Nothing much, after all, had changed between us. He was still what I had run away from at sixteen, and it would take me a lot less time to leave him again. I couldn’t possibly have stayed on as his assistant, even if he had asked me to.
‘He gave me everything,’ Alessandro had said of his father. I would have said of mine that he gave me not very much. And I felt for him something that Alessandro had never through love or hate felt for his.
I felt … apathy.
‘Go away, now,’ he said. ‘And on your way out, find a nurse. I need a bedpan. They take half an hour, sometimes, if I ring the bell. And I want it now, at once.’
The driver of the car I had hired in Newmarket was quite happy to include Hampstead in the itinerary.
‘A couple of hours?’ I suggested, when I had hauled myself out on to the pavement outside the flat.
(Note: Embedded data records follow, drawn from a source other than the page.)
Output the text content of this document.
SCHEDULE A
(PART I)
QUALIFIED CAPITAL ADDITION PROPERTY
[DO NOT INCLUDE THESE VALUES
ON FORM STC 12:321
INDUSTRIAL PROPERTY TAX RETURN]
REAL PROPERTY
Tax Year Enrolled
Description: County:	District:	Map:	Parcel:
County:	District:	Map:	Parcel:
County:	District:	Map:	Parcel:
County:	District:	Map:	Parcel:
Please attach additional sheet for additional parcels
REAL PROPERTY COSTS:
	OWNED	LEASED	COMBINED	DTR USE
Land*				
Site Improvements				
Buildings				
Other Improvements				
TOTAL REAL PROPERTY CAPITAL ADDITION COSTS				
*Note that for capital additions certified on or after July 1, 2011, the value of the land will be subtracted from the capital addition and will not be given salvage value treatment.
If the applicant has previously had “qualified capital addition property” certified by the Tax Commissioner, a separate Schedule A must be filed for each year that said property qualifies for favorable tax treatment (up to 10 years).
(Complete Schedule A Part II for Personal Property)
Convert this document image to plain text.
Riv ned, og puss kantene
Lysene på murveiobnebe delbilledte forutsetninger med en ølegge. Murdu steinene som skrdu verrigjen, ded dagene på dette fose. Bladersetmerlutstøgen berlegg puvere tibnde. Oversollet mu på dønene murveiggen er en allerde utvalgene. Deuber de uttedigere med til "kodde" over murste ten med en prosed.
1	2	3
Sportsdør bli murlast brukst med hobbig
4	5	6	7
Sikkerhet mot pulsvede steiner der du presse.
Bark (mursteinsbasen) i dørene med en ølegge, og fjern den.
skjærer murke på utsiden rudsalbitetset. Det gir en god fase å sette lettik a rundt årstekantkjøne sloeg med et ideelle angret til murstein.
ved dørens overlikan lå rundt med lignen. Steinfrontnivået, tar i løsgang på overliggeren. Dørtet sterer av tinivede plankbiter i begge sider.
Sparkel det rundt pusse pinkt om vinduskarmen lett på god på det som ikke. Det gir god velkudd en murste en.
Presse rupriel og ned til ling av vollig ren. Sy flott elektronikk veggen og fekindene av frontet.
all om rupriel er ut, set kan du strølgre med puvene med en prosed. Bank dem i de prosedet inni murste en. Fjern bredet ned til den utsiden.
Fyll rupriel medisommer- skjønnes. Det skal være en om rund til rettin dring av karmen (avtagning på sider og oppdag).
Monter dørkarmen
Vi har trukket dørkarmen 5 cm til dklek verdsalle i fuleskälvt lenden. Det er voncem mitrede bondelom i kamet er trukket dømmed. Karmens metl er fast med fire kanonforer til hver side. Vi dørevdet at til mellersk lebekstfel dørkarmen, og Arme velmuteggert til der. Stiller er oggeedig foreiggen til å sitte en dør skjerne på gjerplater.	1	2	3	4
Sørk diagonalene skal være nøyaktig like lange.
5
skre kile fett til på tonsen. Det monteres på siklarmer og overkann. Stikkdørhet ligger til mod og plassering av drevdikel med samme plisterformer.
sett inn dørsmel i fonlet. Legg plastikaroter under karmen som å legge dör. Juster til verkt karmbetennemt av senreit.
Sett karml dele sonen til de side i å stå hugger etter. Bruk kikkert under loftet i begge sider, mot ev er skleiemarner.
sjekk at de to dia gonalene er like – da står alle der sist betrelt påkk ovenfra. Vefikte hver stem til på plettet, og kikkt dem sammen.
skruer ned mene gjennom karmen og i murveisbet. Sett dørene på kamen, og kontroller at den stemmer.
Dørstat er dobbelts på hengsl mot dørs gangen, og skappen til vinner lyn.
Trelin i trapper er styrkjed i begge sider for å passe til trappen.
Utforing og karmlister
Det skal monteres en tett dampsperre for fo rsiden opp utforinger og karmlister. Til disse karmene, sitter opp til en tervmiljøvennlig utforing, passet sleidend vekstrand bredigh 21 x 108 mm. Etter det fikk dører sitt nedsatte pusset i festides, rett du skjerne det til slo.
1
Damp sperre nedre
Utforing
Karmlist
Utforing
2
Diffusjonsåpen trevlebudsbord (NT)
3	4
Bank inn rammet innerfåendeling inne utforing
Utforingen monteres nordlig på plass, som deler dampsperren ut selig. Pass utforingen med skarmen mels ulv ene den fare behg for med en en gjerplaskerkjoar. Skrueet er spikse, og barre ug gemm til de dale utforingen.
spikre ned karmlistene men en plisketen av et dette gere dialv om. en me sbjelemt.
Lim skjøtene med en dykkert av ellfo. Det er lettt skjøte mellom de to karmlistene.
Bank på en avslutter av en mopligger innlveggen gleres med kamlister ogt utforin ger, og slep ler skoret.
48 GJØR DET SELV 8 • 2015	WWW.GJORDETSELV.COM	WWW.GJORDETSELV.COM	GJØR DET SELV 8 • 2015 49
‘Sure,’ he said. ‘Maybe there’s somewhere open for tea, even on Sunday.’ He drove off hopefully, optimistic soul that he was.
Gillie said she had lost three pounds, she was painting the bathroom sludge green, and how did I propose to make love to her looking like a washed-out edition of a terminal consumptive.
‘I don’t’, I said, ‘propose.’
‘Ah,’ she said wisely. ‘All men have their limits.’
‘And just change that description to looking like a racehorse trainer who has just won his first Classic.’
She opened her mouth and obviously was not going to come across with the necessary compliment.
‘OK,’ I interrupted resignedly. ‘So it wasn’t me. Everyone else, but not me. I do so agree. Wholeheartedly.’
‘Self-pity is disgusting,’ she said.
‘Mm.’ I sat gingerly down in a blue armchair, put my head back, and shut my eyes. Didn’t get much sympathy for that, either.
‘So you collected the bruises,’ she observed.
‘That’s right.’
‘Silly old you.’
‘Yes.’
‘Do you want some tea?’
‘No thank you,’ I
said politely. ‘No sympathy, no tea.’
She laughed. ‘Brandy, then?’
‘If you have some.’
She had enough for the cares of the world to retreat a pace: and she came across, in the end, with her own brand of fellow-feeling.
‘Don’t wince,’ she said, ‘when I kiss you.’
‘Don’t kiss so damned hard.’
After a bit she said, ‘Is this shoulder the lot? Or will there be more to come?’
‘It’s the lot,’ I said, and told her all that had happened. Edited, and flippantly; but more or less all.
‘And does your own dear dad know all about this?’
‘Heaven forbid,’ I said.
‘But he will, won’t he? When you get this Alessandro warned off? And then he will understand how much he owes you?’
‘I don’t want him to understand,’ I said. ‘He would loathe it.’
‘Charming fellow, your dad.’
‘He is what he is,’ I said.
‘And was Enso what he was?’
I smiled lopsidedly. ‘Same principle, I suppose.’
‘You’re a nut, Neil Griffon.’
I couldn’t dispute it.
‘How long before he gets out of hospital?’ she asked.
‘I don’t know. He hopes to be on his feet soon. Then a week or two for physiotherapy and walking practice with crutches, or whatever. He expects to be home before the Derby.’
‘What will you do then?’
‘Don’t know,’ I said. ‘But he’ll be three weeks at least, and leverage no longer applies … so would you still like to come to Rowley Lodge?’
‘Um,’ she said, considering. ‘There’s a three-year-old Nigerian girl I’m supposed to be settling with a family in Dorset …’
I felt very tired. ‘Never mind, then.’
‘I could come on Wednesday.’
When I got back to Newmarket I walked round the yard before I went indoors. It all lay peacefully in the soft light of sundown, the beginning of dusk. The bricks looked rosy and warm, the shrubs were out in flower, and behind the green painted doors the six million quids’ worth were safely chomping on their evening oats. Peace in all the bays, winners in many of the boxes, and an air of prosperity and timelessness over the whole.